Better specifications, the ability to run the apps that you want, and a savings of $100 or more? I think the choice is clear.
“Tablets are sooo 2010.”
Neither of ’em.
That’s a serious reply, as anyone who listened to the latest Pocketnow Weekly podcast can attest. It’s not that I dislike either the Nexus 9 or the new iPad Air; with strong legacies and capable manufacturers backing them up, I’m confident they’re both wonderful devices in their own ways. But I don’t care, because I carry huge phones.
Whether it’s the second-gen Moto X I use as an Android daily driver or the Note 4 review device that’s currently backing it up, I’ve got over five inches of display in my palm ready to do my bidding – and if you own a 2014 flagship smartphone, odds are you do too. In the case of the Note, Multi Window multitasking and the S Pen make it even more worthy as a tablet replacement. The only time I’m yearning for a larger mobile screen is when I’m carrying my 4.5-inch Lumia 1020, and in that case either Air or Nexus would do, because each offers full access to the Google suite I’m missing on my Windows Phone.
Two years ago, I asked the rhetorical question: With phones this big, who needs a tablet? In the time since, phones have only gotten bigger, and the question’s answer (for me) more firmly rooted. The new Air and Nexus 9 will be exciting to review, but I just don’t need either of them … and I suspect I’m not alone.
Chief News Editor
“Open system versus closed system.”
Well, I’m not loving either tablet, and a big part of that has to do with the display geometry. 4:3 is a queer aspect ratio for today’s mobile apps and media, and no matter how you slice it, its presence is going to mean making sacrifices. I’d be slightly more amenable had the resolution kept at least one figure from common media formats – like if the screens were 1920 by 1440, so you could still at least display letterboxed 1080p content without scaling it (NEVER scale video if you can avoid it) – but the combination of 4:3 and 2K seems horribly ill-conceived.
At the end of the day, I have to choose the Nexus 9 just because of Android. Closed platforms are unacceptable, full stop. But that’s a rant for another time.
“I’m not the only person saying it”
The iPad Air 2. No question. I’ve explained on the Weekly countless times that Android is my goto mobile platform, simply for its flexibility and power, but the tablet support just isn’t there yet. I can’t pinpoint exactly what I don’t like about Android tablets, but I’ve owned dozens of them, yet I keep coming back to the iPad despite preferring Android on my smartphones. Maybe it’s the on-screen navigation buttons (which take up entirely too much space in landscape), maybe it’s the battery life and how most Android tablets tend to die so quickly in standby. I don’t know.

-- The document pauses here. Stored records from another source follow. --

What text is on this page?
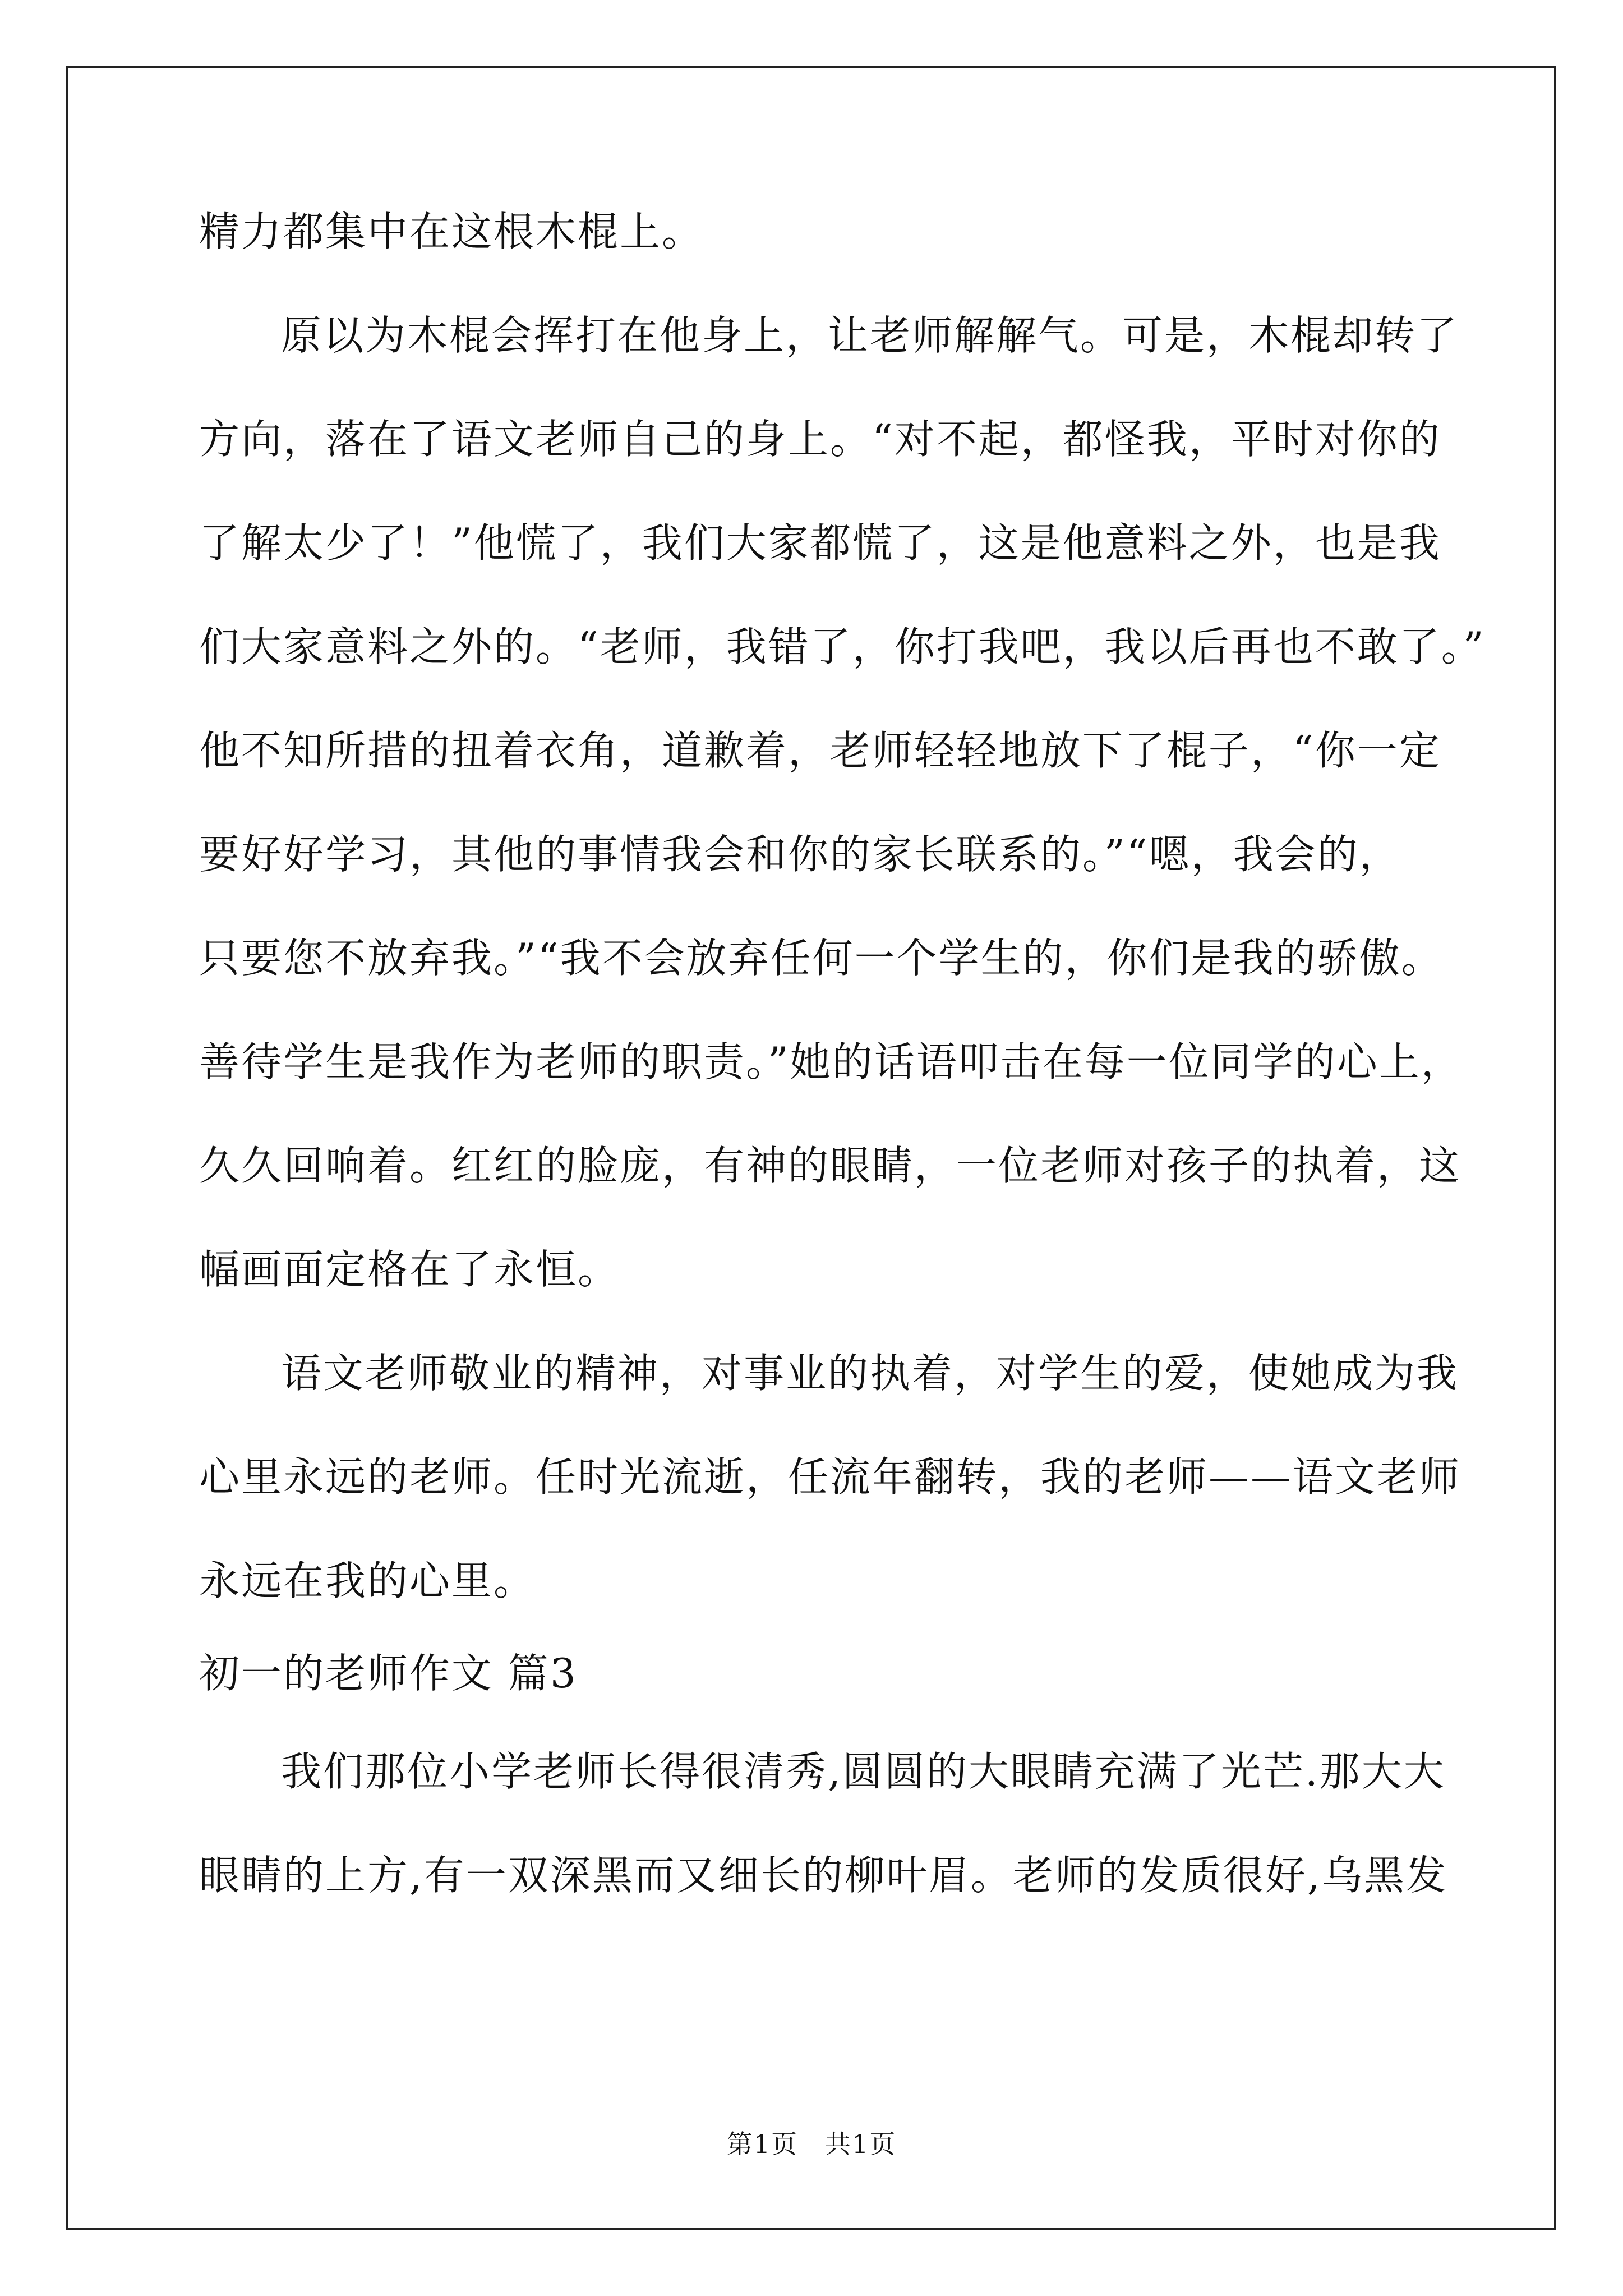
精力都集中在这根木棍上。
原以为木棍会挥打在他身上，让老师解解气。可是，木棍却转了
方向，落在了语文老师自己的身上。“对不起，都怪我，平时对你的
了解太少了！”他慌了，我们大家都慌了，这是他意料之外，也是我
们大家意料之外的。“老师，我错了，你打我吧，我以后再也不敢了。”
他不知所措的扭着衣角，道歉着，老师轻轻地放下了棍子，“你一定
要好好学习，其他的事情我会和你的家长联系的。”“嗯，我会的，
只要您不放弃我。”“我不会放弃任何一个学生的，你们是我的骄傲。
善待学生是我作为老师的职责。”她的话语叩击在每一位同学的心上，
久久回响着。红红的脸庞，有神的眼睛，一位老师对孩子的执着，这
幅画面定格在了永恒。
语文老师敬业的精神，对事业的执着，对学生的爱，使她成为我
心里永远的老师。任时光流逝，任流年翻转，我的老师——语文老师
永远在我的心里。
初一的老师作文 篇3
我们那位小学老师长得很清秀,圆圆的大眼睛充满了光芒.那大大
眼睛的上方,有一双深黑而又细长的柳叶眉。老师的发质很好,乌黑发
第1页　共1页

However, what I do know is that the applications I have installed on both my Nexus 7 and iPad mini are better on the iPad. They’re laid out better, designed better, and more useful. That same comparison isn’t true between the iPhone and, say, the One M8 I carry daily.
The only part of the Nexus 9 that makes me want to check it out and hope that things are better for Android tablets is the new aspect ratio. As much as I’ve sang the praises of 16:9 tablets, that could also be the problem. The 4:3 aspect will make the Nexus 9 less awkward to use in portrait.

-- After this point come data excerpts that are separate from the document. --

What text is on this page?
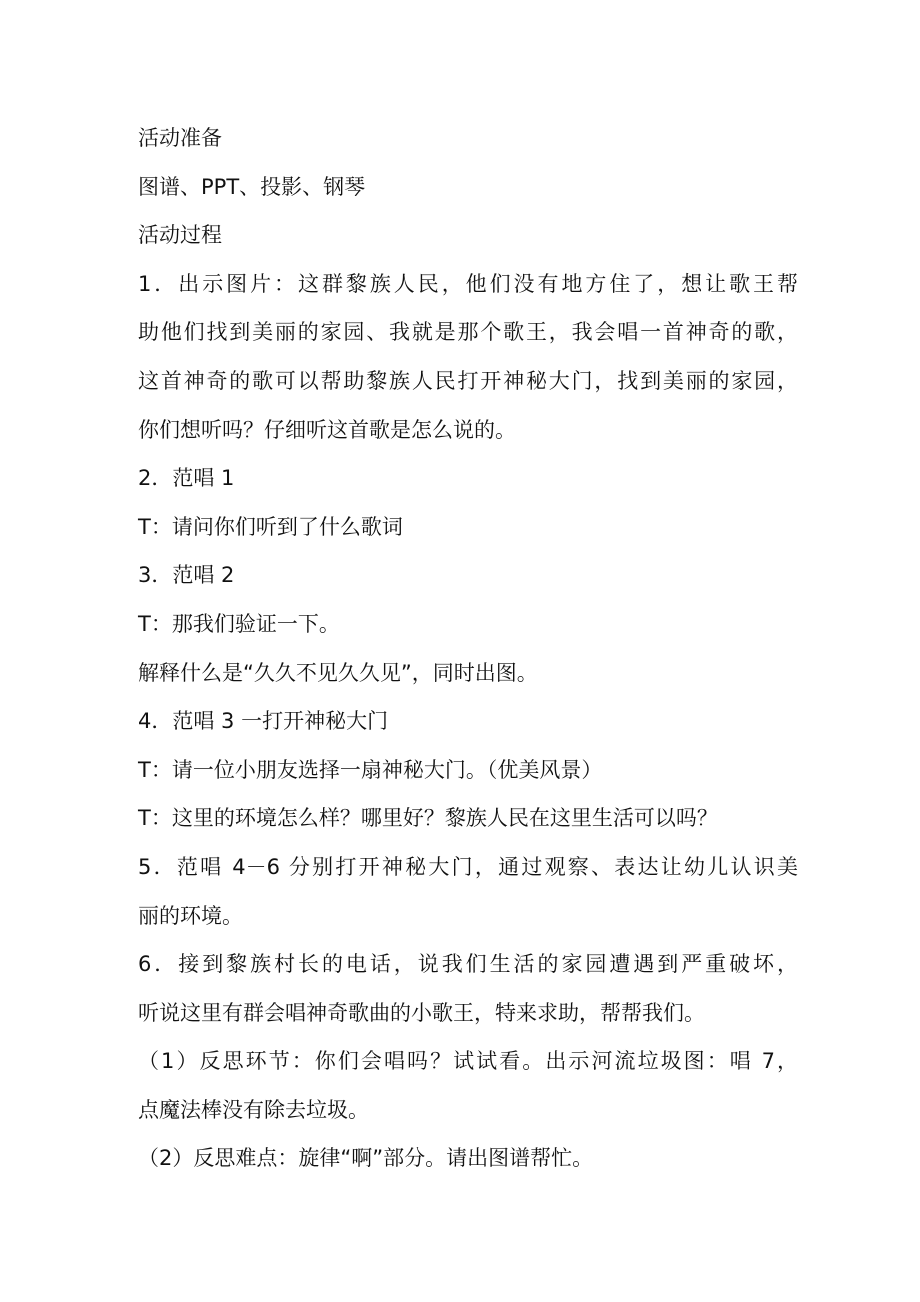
活动准备
图谱、PPT、投影、钢琴
活动过程
1．出示图片：这群黎族人民，他们没有地方住了，想让歌王帮
助他们找到美丽的家园、我就是那个歌王，我会唱一首神奇的歌，
这首神奇的歌可以帮助黎族人民打开神秘大门，找到美丽的家园，
你们想听吗？仔细听这首歌是怎么说的。
2．范唱 1
T：请问你们听到了什么歌词
3．范唱 2
T：那我们验证一下。
解释什么是“久久不见久久见”，同时出图。
4．范唱 3 一打开神秘大门
T：请一位小朋友选择一扇神秘大门。（优美风景）
T：这里的环境怎么样？哪里好？黎族人民在这里生活可以吗？
5．范唱 4－6 分别打开神秘大门，通过观察、表达让幼儿认识美
丽的环境。
6．接到黎族村长的电话，说我们生活的家园遭遇到严重破坏，
听说这里有群会唱神奇歌曲的小歌王，特来求助，帮帮我们。
（1）反思环节：你们会唱吗？试试看。出示河流垃圾图：唱 7，
点魔法棒没有除去垃圾。
（2）反思难点：旋律“啊”部分。请出图谱帮忙。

I know I’ll get some hate for saying all of this, but that doesn’t change the fact that it’s true and I’m not the only person saying it.
“With two choices this awesome, there is no right answer.”
So, that’s what we’re thinking. A lot of iPad, some Android love, and a couple of renegades that don’t play by the rules – but with good reasons. What about you? Which of these tablets is blowing your digital skirt up? If you had to buy a tablet with your own money, which way are you going. And no, you’re not allowed to say “1/4 of a Surface Pro 3”.